VERZAUBERTES ROSS
von der Wutachschlucht im Schwarzwald
Das war ein ganz besonders schönes Pferd.
Wie wild war es und ungestüm. Wenn das junge wilde Pferd durch seine Koppel
sprang und übermütig Haken schlug, wehten im frischen Morgenwind seine helle, prachtvoll
glänzende Mähne und sein langer weißer Schweif.
Das Fohlen war so gänzlich unbeschwert. Mit
seinem frohen Sinn da zog es all die guten Energien aus seinem Umfeld förmlich an.
Wenn das schneeweiße Fohlen über die Wiese
lief, da streichelte der Wind sein Fell, die Sonne wärmte es, ja selbst das
Gras es neigte sich und bildete einen weichen Teppich unter des Fohlens
Hufenschlag. Die Quelle plätscherte ihr Wassertropfenlied und all die Vöglein
in den Bäumen und in der Luft, die stimmten ein, wenn das Pferd zur Tränke kam.
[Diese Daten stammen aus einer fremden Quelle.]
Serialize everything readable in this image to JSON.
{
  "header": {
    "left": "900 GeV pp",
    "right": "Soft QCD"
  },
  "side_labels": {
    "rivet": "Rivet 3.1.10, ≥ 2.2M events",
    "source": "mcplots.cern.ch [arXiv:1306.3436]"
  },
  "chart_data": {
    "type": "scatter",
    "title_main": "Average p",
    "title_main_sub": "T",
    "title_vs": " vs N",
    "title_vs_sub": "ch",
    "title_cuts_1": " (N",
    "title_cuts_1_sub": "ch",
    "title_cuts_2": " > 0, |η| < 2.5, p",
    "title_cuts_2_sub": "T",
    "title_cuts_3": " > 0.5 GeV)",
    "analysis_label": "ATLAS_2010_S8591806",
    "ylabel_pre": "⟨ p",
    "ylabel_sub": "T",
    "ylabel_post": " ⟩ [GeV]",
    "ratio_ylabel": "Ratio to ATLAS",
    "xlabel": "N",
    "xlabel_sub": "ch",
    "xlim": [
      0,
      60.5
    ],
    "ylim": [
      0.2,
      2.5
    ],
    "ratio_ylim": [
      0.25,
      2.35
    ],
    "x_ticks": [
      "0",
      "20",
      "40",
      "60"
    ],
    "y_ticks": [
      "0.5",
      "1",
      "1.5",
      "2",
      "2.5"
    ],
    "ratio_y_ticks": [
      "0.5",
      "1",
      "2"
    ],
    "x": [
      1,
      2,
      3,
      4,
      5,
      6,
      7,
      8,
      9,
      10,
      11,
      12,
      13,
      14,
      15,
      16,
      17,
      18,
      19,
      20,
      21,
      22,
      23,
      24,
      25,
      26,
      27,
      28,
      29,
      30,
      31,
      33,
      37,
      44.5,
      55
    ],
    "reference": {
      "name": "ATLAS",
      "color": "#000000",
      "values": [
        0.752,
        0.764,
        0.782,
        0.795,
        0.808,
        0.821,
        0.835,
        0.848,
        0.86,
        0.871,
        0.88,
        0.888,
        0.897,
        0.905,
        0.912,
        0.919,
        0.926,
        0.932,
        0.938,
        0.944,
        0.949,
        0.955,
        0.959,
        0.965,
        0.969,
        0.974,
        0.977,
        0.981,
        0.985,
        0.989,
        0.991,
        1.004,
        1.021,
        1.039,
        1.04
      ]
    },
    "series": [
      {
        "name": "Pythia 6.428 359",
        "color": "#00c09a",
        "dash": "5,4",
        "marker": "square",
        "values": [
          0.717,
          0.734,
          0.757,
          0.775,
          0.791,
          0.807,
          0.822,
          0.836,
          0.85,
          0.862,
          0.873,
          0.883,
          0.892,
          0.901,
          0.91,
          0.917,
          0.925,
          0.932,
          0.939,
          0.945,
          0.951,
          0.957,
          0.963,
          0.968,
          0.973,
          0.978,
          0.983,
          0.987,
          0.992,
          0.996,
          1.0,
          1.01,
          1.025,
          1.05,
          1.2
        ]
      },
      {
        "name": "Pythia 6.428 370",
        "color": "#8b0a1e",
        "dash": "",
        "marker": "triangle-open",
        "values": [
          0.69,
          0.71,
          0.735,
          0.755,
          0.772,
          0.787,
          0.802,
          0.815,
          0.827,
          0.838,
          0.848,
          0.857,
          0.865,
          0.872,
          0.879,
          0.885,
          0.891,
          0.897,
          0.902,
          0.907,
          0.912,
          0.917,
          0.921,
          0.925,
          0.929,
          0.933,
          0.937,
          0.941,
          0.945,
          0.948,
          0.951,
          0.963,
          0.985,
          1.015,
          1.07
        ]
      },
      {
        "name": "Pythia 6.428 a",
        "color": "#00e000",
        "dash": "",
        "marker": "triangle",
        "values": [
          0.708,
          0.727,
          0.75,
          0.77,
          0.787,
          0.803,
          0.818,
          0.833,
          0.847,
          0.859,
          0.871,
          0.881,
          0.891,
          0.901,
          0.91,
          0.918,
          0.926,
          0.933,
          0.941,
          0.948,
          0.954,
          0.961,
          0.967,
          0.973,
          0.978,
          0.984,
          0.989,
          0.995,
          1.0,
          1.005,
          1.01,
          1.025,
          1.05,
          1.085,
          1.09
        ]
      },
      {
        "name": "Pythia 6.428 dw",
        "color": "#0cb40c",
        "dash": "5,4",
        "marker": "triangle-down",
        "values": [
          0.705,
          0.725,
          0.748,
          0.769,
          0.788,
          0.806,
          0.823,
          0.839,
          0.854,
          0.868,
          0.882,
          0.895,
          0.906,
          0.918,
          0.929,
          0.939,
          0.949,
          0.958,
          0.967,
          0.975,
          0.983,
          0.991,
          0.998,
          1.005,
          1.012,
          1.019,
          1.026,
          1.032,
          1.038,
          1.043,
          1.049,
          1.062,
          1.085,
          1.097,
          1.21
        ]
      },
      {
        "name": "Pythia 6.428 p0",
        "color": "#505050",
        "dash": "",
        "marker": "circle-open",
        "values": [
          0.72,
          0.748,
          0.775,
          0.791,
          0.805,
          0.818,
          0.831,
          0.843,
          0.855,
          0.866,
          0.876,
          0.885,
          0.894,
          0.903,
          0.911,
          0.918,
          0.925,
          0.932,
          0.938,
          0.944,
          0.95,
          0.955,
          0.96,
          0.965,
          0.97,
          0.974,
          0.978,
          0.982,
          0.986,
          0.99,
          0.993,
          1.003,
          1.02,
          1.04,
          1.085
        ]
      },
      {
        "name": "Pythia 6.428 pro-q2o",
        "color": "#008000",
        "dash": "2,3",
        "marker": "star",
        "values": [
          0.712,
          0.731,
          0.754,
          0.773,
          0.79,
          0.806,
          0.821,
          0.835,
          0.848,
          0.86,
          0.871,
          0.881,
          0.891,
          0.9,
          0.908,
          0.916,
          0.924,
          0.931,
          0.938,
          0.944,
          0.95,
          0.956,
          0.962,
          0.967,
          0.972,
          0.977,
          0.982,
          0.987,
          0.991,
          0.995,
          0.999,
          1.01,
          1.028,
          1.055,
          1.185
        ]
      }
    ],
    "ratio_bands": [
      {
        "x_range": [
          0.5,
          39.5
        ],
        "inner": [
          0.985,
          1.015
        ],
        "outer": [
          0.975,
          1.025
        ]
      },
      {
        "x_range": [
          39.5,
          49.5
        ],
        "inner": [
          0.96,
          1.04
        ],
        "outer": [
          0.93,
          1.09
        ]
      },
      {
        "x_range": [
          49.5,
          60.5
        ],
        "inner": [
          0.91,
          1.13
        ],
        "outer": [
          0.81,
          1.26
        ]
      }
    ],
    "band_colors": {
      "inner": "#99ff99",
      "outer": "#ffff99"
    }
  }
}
Selbst an verregneten, kühlen und tristen
Tragen vertrieb mit seinem frohen Gemüt, das Fohlen alle trüben Gedanken. Denn
schon am frühen Morgen begrüßte es den Tag und überlegte sich, womit es die
neuen Chancen nutzen könnte, das Wunder Leben, auszukosten. Die Ideen, die es
dann hatte, die teilte das Pferde-Kind mit allen seinen Freunden. Manchmal
folgten sie ihm einfach nur, aber richtig toll wurden die Tage, an denen auch
die Freunde mit ihren Einfällen den Tag herausforderten und sie alle dann
gemeinsam die Früchte ihrer Aktivitäten ernten konnten.
Die Zeit verstrich und der alte Bauer, der
das Fohlen aufgezogen hatte, kam immer seltener zur Weide und wenn er kam, dann
tief gebückt, gestützt auf einen Stock. Auf der alten Holzbank saß der Bauer
dann und träumte von den vergangenen Zeiten. Er verfolgte das frohe Treiben der
Tiere und Pflanzen in der friedlichen Natur.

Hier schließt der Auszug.